Enable password-less SSH¶
Currently this is still required to have the start / stop scripts running. This requirement may be dropped in the future.
If you have not created a unique key for SSH or have no idea what that is, run
ssh-keygen
(just keep hitting enter). Next copy that key over to the machine you want to log on to without password, i.e. localhost in this case (you can get ssh-copy-id from here if you don't have it):
ssh-copy-id <your user name>@localhost
If this fails because your SSH works differently, or ssh will refuse to log on without password please "ask the internet". Sorry.
All that matters is that in the end
ssh <your user name>@localhost
(substituting <your user name> with your actual user name of course) works without asking for a password.

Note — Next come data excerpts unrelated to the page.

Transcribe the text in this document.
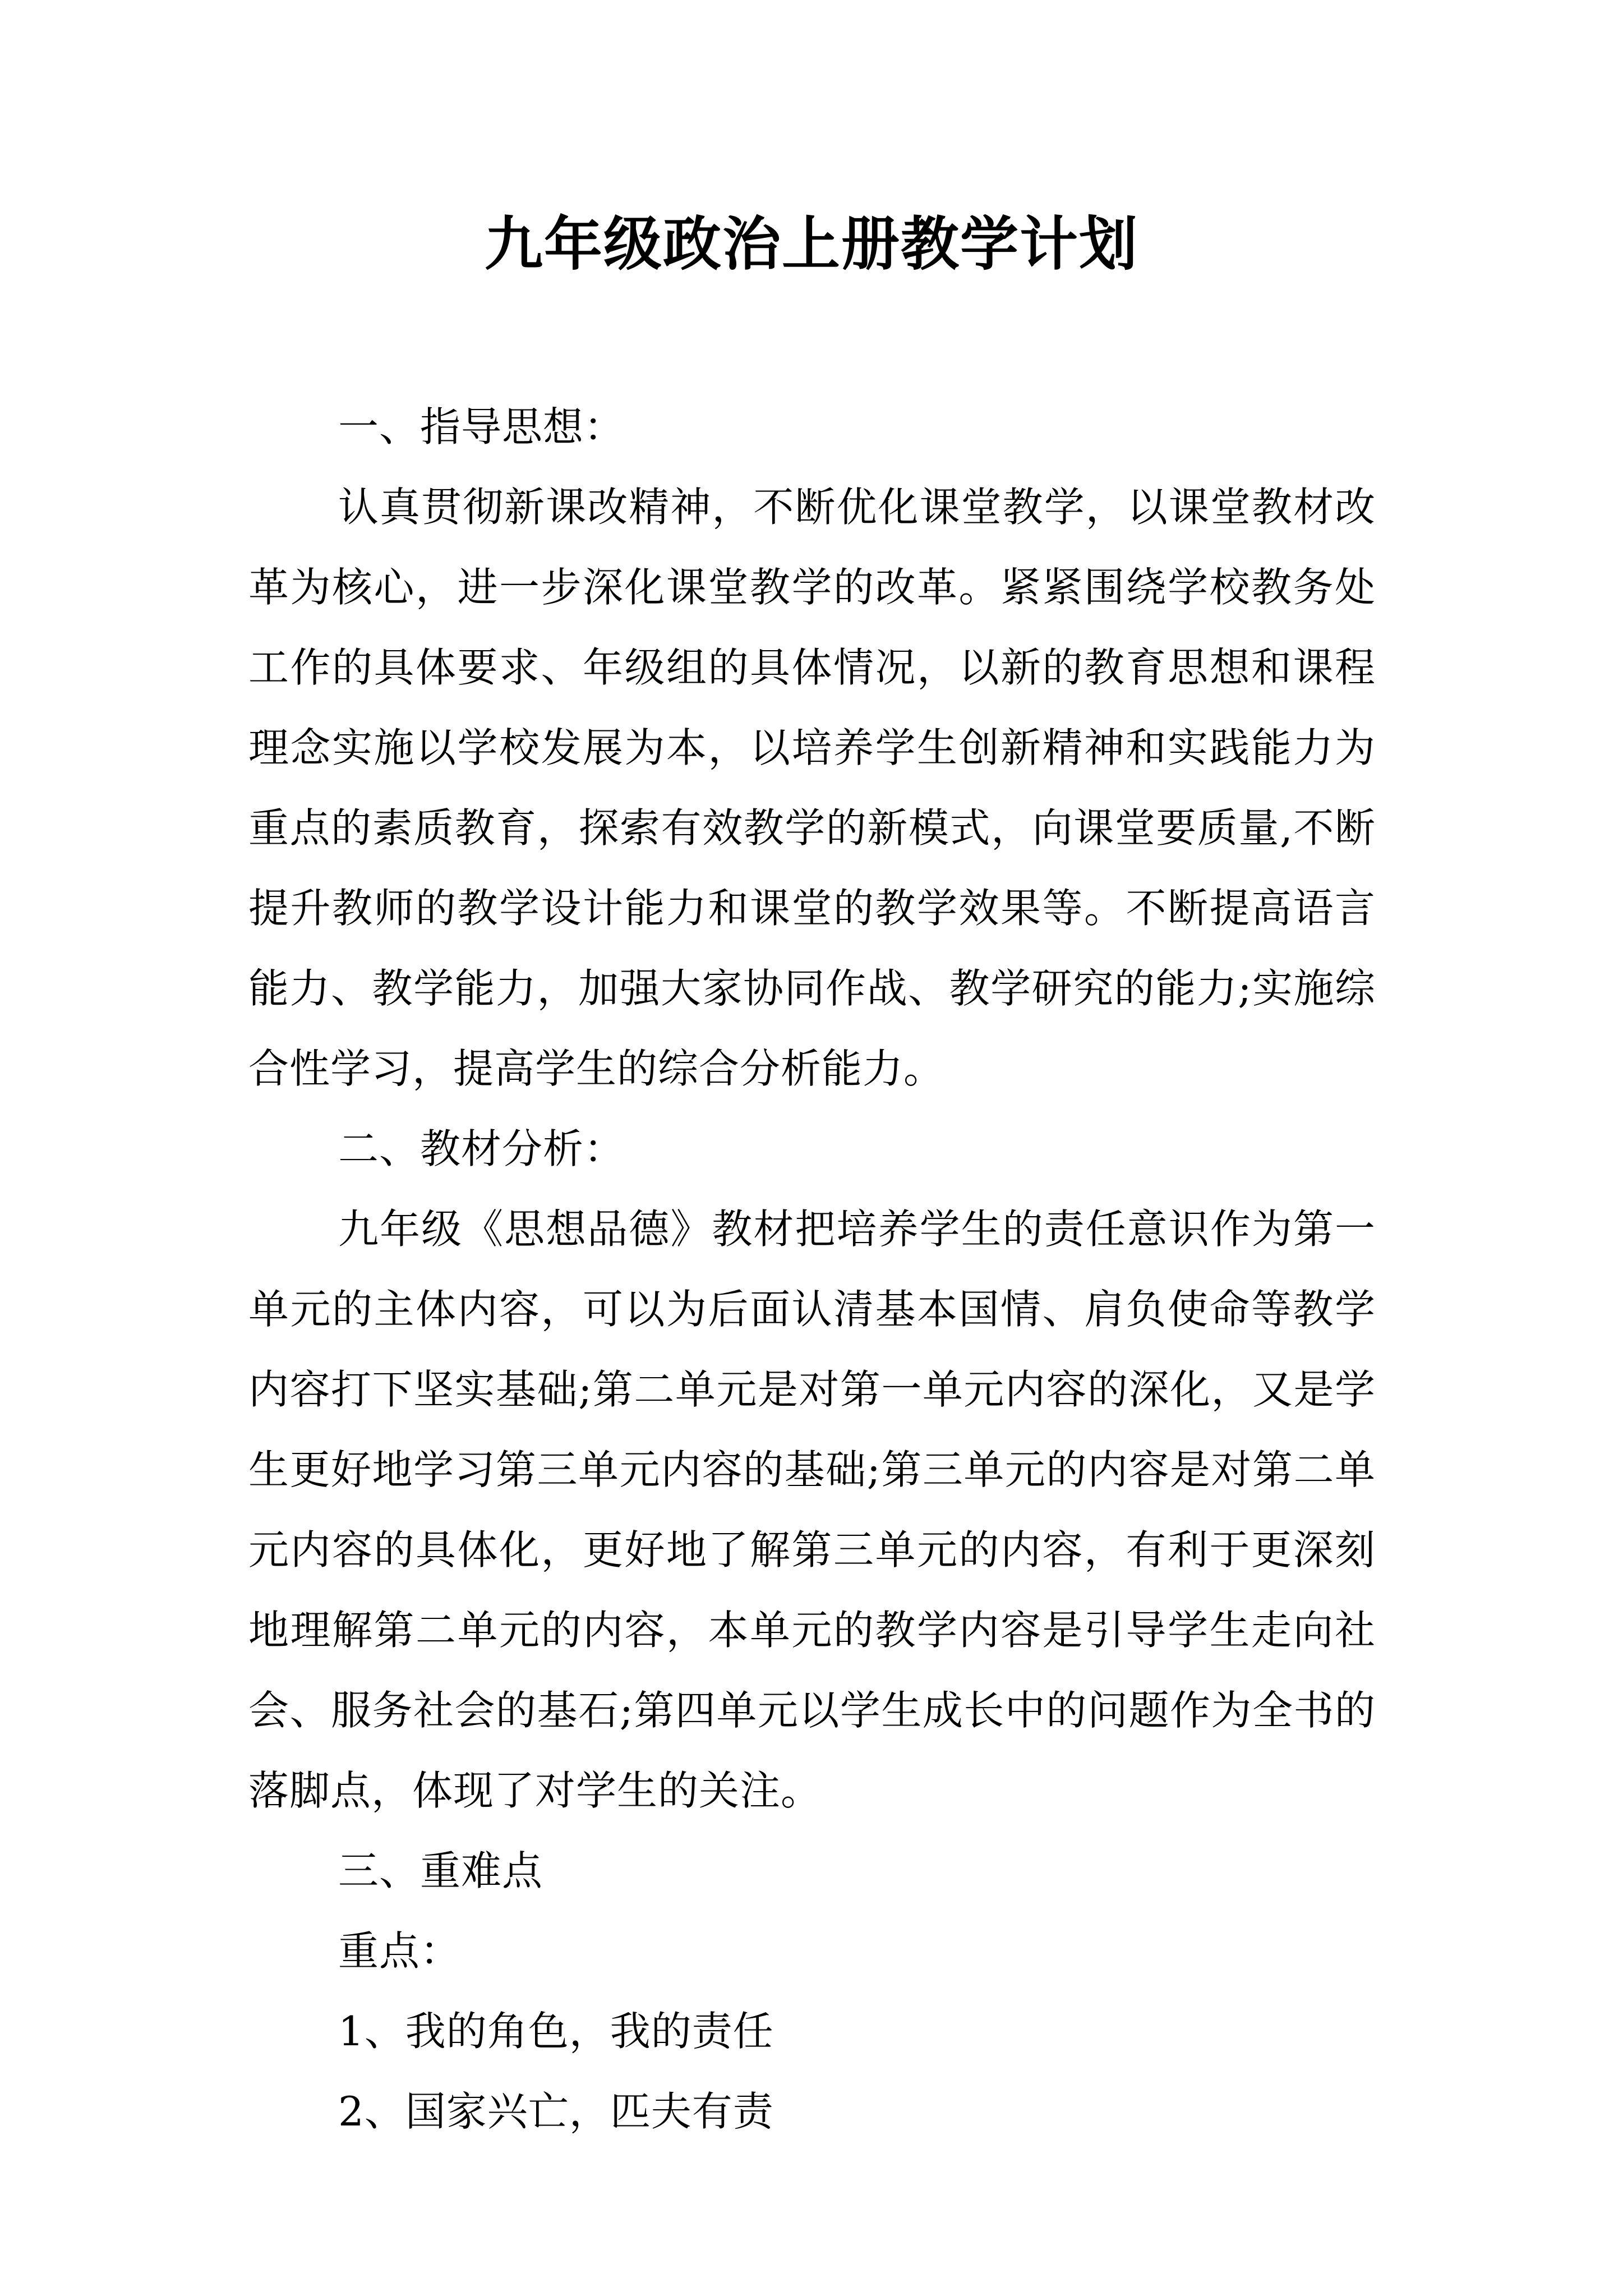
九年级政治上册教学计划

一、指导思想：

认真贯彻新课改精神，不断优化课堂教学，以课堂教材改革为核心，进一步深化课堂教学的改革。紧紧围绕学校教务处工作的具体要求、年级组的具体情况，以新的教育思想和课程理念实施以学校发展为本，以培养学生创新精神和实践能力为重点的素质教育，探索有效教学的新模式，向课堂要质量,不断提升教师的教学设计能力和课堂的教学效果等。不断提高语言能力、教学能力，加强大家协同作战、教学研究的能力;实施综合性学习，提高学生的综合分析能力。

二、教材分析：

九年级《思想品德》教材把培养学生的责任意识作为第一单元的主体内容，可以为后面认清基本国情、肩负使命等教学内容打下坚实基础;第二单元是对第一单元内容的深化，又是学生更好地学习第三单元内容的基础;第三单元的内容是对第二单元内容的具体化，更好地了解第三单元的内容，有利于更深刻地理解第二单元的内容，本单元的教学内容是引导学生走向社会、服务社会的基石;第四单元以学生成长中的问题作为全书的落脚点，体现了对学生的关注。

三、重难点

重点：

1、我的角色，我的责任

2、国家兴亡，匹夫有责
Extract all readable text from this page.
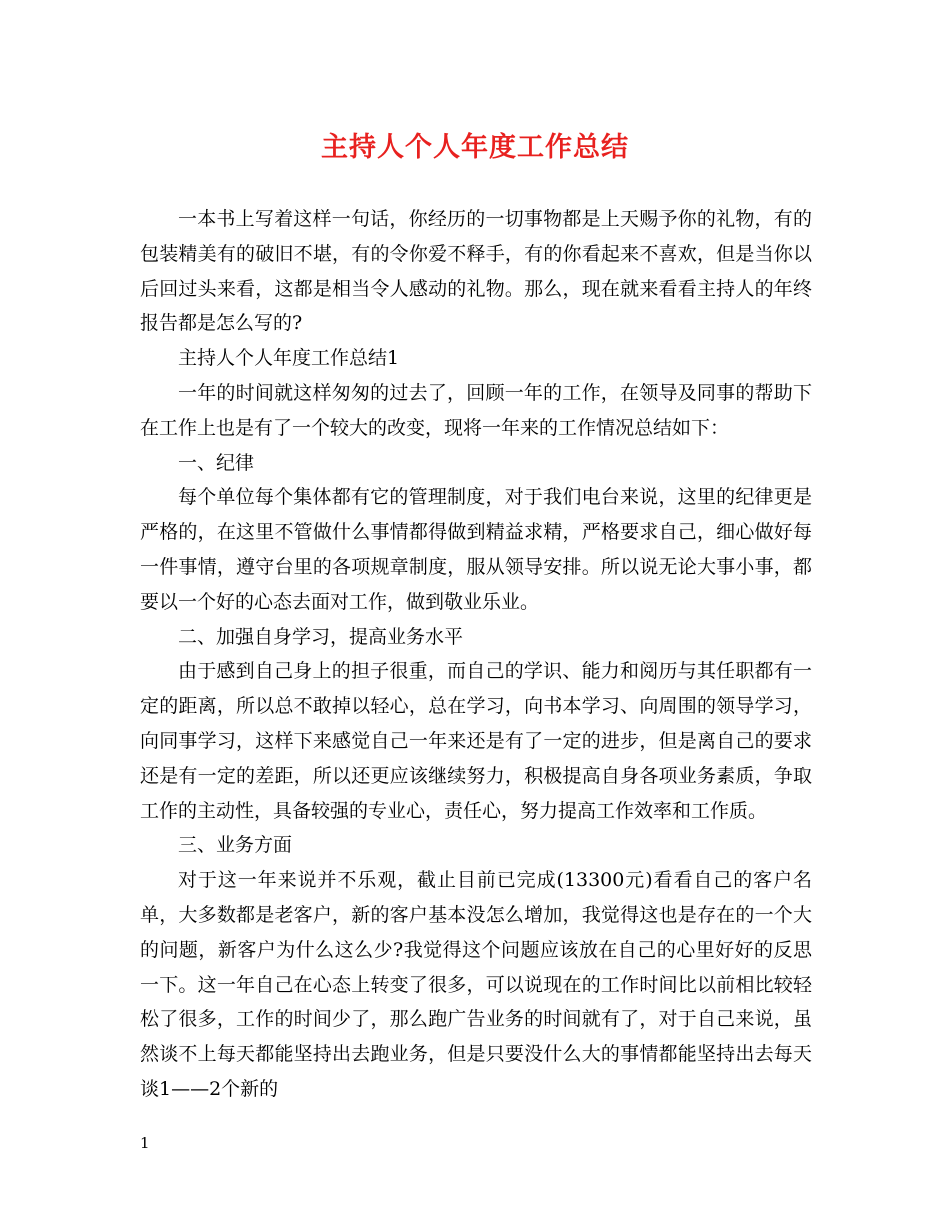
主持人个人年度工作总结

一本书上写着这样一句话，你经历的一切事物都是上天赐予你的礼物，有的包装精美有的破旧不堪，有的令你爱不释手，有的你看起来不喜欢，但是当你以后回过头来看，这都是相当令人感动的礼物。那么，现在就来看看主持人的年终报告都是怎么写的?

主持人个人年度工作总结1

一年的时间就这样匆匆的过去了，回顾一年的工作，在领导及同事的帮助下在工作上也是有了一个较大的改变，现将一年来的工作情况总结如下：

一、纪律

每个单位每个集体都有它的管理制度，对于我们电台来说，这里的纪律更是严格的，在这里不管做什么事情都得做到精益求精，严格要求自己，细心做好每一件事情，遵守台里的各项规章制度，服从领导安排。所以说无论大事小事，都要以一个好的心态去面对工作，做到敬业乐业。

二、加强自身学习，提高业务水平

由于感到自己身上的担子很重，而自己的学识、能力和阅历与其任职都有一定的距离，所以总不敢掉以轻心，总在学习，向书本学习、向周围的领导学习，向同事学习，这样下来感觉自己一年来还是有了一定的进步，但是离自己的要求还是有一定的差距，所以还更应该继续努力，积极提高自身各项业务素质，争取工作的主动性，具备较强的专业心，责任心，努力提高工作效率和工作质。

三、业务方面

对于这一年来说并不乐观，截止目前已完成(13300元)看看自己的客户名单，大多数都是老客户，新的客户基本没怎么增加，我觉得这也是存在的一个大的问题，新客户为什么这么少?我觉得这个问题应该放在自己的心里好好的反思一下。这一年自己在心态上转变了很多，可以说现在的工作时间比以前相比较轻松了很多，工作的时间少了，那么跑广告业务的时间就有了，对于自己来说，虽然谈不上每天都能坚持出去跑业务，但是只要没什么大的事情都能坚持出去每天谈1——2个新的

1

In addition it may help to run ssh <your user name>@0.0.0.0
as well to make sure the host key for that (localhost) address has been verified.
Formatting HDFS¶
Finally, the last step before you can start up, is to prepare the local node to store data. This is done by running the format_dfs.sh script. Alternatively you can use the Eclipse launcher of the same name.
This should complete without any questions or errors. Otherwise please verify your settings above.
Start and Stop¶
Depending on your sample requirements, you can start Hadoop (HDFS, Yarn, the History Server) or HBase (including all the Hadoop services) using the start_hadoop.sh script (or launcher) or the start_hbase.sh script (or launcher) respectively. Similarly you can stop everything with the stop scripts.
When you have started, after a short while, using jps on the command line, you should see the following Java processes (and possibly others of course):
DataNode
NodeManager
NameNode
SecondaryNameNode
JobHistoryServer
ResourceManager
and additionally those, if you run HBase:
HRegionServer
HQuorumPeer
HMaster
There is lots of other scripts in the distribution that you can use to start or stop single components. If you do however, please run (in the shell):
. ./env.sh
(note the leading period)
If you ran the start script and it returned, here is some URLs you should check to verify everything is looking good:
- Try to reach the Namenode at http://localhost:50070
- Try to reach the Yarn Nodemanager at http://localhost:8088
and, if you are running HBase:
- Try to reach the HBase Master at http://localhost:60010
Note: If you notice that you cannot restart or that HBase is not stopping correctly, that is most likely exactly the case. Sometimes HBase processes do not stop. To make sure there is no process left, use jps from the command line and kill remaining processes.